Hey guys, did you know that Matthew Weiner, the creator and writer of Mad Men used to work on The Sopranos? Did you know that The Sopranos ended with a bell jingling and the screen going black and we have no idea what happens? Did you know that is exactly how Mad Men‘s fifth season ended last night?Sure, we were left with enough clues to figure out what happens (possibly) after the closing credits started to roll, but it just seems like this finale was like Weiner checking out and creating episodes on autopilot. Just like Don this season, it seems like the writing staff was taking the easy way out and happier to be spending their time with an attractive woman with a gap in her teeth than doing their job.
I mean, Don starts the episode with a toothache he’s ignoring. Which freshman year creative writing workshop did they take this symbol from? (However, it was interesting that, in this season about Don and the rest of the gang being encroached by modernity, Don has a very old fashioned solution to the problem, soaking his tooth in alcohol). Then, the over-arching theme of the episode was infidelity. Yup, an episode of Mad Men was about cheating. Does this horse have any life left in it or is it just lying on the ground in a bloody pile?
Still, it was a satisfying conclusion to a season that was marked by a profound inertia, in that it really didn’t go anywhere special. Alright, since it’s about cheating, let’s look at all the infidelities we saw last night, and we’ll end with Don, just like the episode did.
Joan and Lane: Joan feels some sort of strange fidelity to Lane after he hung himself at the end of the last episode. The two always had a bond, even though she was always spurning his advances, and it’s thanks to him that Joan is now a partner in the ever-more-profitable firm in the first place. With Lane gone, Joan feels the need to vote on the side of financial discretion, putting their growing profits away for a rainy day rather than splurging on a new office to fit all the new employees that have been filtering in. We can also assume that Joan has taken over many of Lane’s old responsibilities, making her even more powerful and central to the success of the agency than ever before (and still a stickler for Robert’s Rules of Order). Joan is also looking rather matronly in her glasses with a chain (a favored accessory of the dearly departed Ida Blankenship, the old crone who used to live a wild sexual existence). She’s gone from the office vamp to the head bitch in charge, and now that she’s slept with her last fat Jaguar executive, she’s not trying to be sexy for anyone anymore.
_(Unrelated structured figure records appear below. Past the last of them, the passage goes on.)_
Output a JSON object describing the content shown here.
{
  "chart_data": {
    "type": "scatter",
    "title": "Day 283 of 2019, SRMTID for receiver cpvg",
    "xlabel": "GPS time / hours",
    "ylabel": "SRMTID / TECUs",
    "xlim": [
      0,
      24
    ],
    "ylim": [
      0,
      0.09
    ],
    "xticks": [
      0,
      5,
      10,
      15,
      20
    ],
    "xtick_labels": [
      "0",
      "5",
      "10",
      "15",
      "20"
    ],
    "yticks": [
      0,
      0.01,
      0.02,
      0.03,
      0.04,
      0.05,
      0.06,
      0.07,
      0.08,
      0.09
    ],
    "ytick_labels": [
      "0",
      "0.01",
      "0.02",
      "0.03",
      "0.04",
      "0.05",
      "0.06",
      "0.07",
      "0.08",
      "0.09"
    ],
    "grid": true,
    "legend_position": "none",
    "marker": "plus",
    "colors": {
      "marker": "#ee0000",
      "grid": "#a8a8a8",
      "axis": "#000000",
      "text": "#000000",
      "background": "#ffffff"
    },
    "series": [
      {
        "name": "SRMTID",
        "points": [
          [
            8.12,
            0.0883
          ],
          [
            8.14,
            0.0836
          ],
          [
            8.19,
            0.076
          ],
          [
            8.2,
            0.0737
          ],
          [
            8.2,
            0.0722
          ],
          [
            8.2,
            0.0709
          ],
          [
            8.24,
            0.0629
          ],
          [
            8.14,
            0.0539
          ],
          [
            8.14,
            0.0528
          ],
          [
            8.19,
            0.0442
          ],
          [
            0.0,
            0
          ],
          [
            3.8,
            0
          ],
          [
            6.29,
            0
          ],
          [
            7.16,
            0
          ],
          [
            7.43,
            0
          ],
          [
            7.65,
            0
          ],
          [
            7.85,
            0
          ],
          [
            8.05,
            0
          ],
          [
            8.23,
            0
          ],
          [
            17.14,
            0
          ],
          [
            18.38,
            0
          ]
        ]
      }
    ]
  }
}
Later we see Joan agonizing over the $175,000 check SCDP gets for Lane’s “death benefit.” She goes against the ghost of Lane and decides that maybe taking over the empty office space above there is a good idea. (Roger even says to get more space than they need, betting that the firm will continue to be more successful.) After lying about getting more room for associates to Harry Crane (who is worried about the pole in the middle of his office), she takes the partners up there and marks where the staircase is going to be. All five principals — Joan, Don, Pete, Bert, and Roger — stare out of the windows into the bright daylight. This is the same position we saw Lane in before he decided (or maybe while he was deciding to kill himself). Does this mean it’s doom for Sterling Cooper Draper (Pryce) is doomed? I don’t know. But this office is their future and right now, the future is empty.
Lane and His Wife: While Don is dealing with some serious Post-Traumatic Stress Disorder from Lane’s suicide and sees the ghost of his hanged brother everywhere, he feels a way to make himself feel better is to cut a $50,000 to Lane’s widow for the money he put into the firm to keep it afloat after Lucky Strike left. She takes the money (who wouldn’t) but she doesn’t let Don feel that much better about himself. She tells him that this their money anyway and this gesture isn’t nearly enough after “filling a man like that with ambition.” She blames the firm for his death, because it’s probably easier than blaming her husband. Don stays faithful to Lane’s memory and doesn’t tell his wife that he killed himself because he got caught embezzling.
The Widow Pryce also believes that Lane was cheating on her because she found the picture of a girl that he stole out of another man’s wallet. What’s ironic is that he got that picture when he found a man’s wallet in a cab and decided to “do the right thing” and return it to him, while having some sort of imaginary affair with the woman whose picture he found tucked away inside. He eventually did give the wallet back and never actually tried to sleep with the girl, but kept her picture as a sort of memento. Now that his wife has found it, his good deed has gone punished and the karma for stealing the photo has come back to him. What’s also ironic is that she thinks that Lane was actually sleeping with this woman when he’s far too cowardly to sleep with her in the first place.